D’un point de vue technique, il y a un impact sur l’entraînement des soldats et les contraintes dictées par les lois de la physique : une ogive plus lourde, propulsée avec une énergie supérieure afin d’obtenir un effet terminal plus puissant que le 5,56 mm va induire un fusil un peu plus imposant (notamment son boîtier, sa culasse, son canon) et plus lourd, de même que les chargeurs, qui seront plus lourds ou vont contenir chacun un nombre inférieur de munitions. Mais ces paramètres peuvent être contenus dans une enveloppe acceptable pour les engagés volontaires qui porteront ces armes, ce qui semble être le cas aux États-Unis : le XM‑7 pèse 3,8 kg à vide contre 2,88 kg pour le M‑4, et ses chargeurs passent à 20 coups contre 30 coups sur le M‑4. La dotation standard en déploiement était de 210 coups répartis en 7 chargeurs pour le fantassin armé d’un M‑4. Elle passe à 140 coups, toujours répartis sur 7 chargeurs avec le XM‑7 : le soldat embarque donc 70 cartouches de moins tout en portant 1,8 kg en plus. Si le Pentagone fait ce choix-là, c’est que l’infanterie estime s’y retrouver.

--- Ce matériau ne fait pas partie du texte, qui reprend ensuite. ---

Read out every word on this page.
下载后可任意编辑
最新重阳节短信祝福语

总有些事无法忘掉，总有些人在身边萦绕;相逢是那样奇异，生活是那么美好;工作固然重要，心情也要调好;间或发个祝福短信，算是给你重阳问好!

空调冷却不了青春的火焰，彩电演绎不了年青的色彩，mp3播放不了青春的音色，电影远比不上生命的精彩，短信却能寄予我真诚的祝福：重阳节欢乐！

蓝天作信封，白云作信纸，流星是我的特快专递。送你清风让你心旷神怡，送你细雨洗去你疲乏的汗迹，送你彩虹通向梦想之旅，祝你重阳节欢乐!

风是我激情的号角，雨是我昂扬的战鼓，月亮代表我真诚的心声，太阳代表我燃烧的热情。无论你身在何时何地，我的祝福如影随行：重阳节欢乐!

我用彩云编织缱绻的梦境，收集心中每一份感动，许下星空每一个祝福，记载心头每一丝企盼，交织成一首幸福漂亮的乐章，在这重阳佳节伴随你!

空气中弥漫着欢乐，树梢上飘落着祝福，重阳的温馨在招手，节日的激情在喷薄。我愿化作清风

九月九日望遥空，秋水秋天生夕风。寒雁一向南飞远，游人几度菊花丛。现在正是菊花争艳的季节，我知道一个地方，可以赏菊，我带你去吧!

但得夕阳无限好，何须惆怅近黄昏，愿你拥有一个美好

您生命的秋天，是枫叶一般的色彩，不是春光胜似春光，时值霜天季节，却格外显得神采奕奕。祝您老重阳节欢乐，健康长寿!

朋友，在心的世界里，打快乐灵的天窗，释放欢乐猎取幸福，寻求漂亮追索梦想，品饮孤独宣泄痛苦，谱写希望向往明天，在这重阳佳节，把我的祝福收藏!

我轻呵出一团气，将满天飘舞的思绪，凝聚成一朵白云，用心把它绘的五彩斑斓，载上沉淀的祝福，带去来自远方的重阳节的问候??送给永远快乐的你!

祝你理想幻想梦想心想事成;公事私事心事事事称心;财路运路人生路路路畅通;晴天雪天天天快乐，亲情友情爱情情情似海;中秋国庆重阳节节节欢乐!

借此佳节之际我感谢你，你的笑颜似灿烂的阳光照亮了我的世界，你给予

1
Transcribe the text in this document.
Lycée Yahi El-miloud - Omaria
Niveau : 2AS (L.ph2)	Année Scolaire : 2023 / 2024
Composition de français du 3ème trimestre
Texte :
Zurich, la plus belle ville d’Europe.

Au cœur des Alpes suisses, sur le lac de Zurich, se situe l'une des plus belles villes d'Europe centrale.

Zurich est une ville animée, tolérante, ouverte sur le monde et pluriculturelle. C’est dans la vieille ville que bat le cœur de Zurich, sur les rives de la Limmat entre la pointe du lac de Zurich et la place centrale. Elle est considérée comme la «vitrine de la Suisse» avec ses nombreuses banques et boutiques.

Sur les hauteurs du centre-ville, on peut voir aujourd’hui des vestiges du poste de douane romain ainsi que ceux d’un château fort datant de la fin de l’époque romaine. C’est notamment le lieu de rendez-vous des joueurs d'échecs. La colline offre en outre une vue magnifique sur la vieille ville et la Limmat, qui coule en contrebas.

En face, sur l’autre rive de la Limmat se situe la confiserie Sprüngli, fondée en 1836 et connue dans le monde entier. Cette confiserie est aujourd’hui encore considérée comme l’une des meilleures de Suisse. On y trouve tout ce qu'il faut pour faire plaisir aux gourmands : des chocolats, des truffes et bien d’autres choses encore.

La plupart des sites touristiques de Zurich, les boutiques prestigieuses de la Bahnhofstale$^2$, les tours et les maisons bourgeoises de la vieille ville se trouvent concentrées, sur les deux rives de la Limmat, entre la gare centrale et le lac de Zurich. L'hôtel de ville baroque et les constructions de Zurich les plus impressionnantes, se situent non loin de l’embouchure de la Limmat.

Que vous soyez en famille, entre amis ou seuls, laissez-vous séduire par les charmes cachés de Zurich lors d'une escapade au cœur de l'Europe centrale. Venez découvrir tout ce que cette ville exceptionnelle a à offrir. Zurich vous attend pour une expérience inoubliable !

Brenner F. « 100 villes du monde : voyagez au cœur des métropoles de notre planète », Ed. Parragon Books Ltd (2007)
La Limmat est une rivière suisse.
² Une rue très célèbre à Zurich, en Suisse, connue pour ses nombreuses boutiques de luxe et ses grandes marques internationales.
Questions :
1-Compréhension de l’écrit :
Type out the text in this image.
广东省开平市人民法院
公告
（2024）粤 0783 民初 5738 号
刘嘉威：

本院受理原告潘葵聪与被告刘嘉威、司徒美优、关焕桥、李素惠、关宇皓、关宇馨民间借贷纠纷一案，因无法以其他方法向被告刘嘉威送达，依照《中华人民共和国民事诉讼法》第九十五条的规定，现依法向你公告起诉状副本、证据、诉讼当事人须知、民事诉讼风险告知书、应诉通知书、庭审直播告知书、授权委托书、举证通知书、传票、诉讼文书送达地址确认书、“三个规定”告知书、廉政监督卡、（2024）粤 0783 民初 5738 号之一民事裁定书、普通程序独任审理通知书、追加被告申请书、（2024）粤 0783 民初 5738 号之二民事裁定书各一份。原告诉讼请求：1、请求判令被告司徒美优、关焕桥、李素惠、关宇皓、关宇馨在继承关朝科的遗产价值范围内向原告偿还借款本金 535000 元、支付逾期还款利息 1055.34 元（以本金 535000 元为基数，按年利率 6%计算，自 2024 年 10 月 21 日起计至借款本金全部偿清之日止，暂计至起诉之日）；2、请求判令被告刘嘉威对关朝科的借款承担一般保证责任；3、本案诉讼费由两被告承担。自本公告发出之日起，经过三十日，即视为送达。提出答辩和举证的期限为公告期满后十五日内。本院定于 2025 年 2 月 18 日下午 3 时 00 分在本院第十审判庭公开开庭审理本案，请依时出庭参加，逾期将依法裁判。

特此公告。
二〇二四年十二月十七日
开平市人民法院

Enfin, la transition d’un système d’arme à un autre ne se fait jamais d’un coup : si un pays de l’OTAN vient de s’équiper en HK416, rien ne signifie que ces armes seront rendues inutiles dès le prochain engagement de ses troupes au seul prétexte que l’US Army est approvisionnée en 6,8 mm. Cette dernière va mettre dix ans à se faire livrer les 107 000 armes qu’elle a commandées et ce, uniquement à ses troupes de mêlée. À ce jour, l’US Marine Corps et l’USSOCOM ne lui ont pas concrètement emboîté le pas. Enfin, si la seule urgence est de maintenir l’interopérabilité de l’OTAN au combat, les autres pays membres peuvent se contenter d’en faire autant, tandis que les anciennes armes continueront de servir dans d’autres contextes jusqu’à ce qu’elles atteignent leur fin de vie.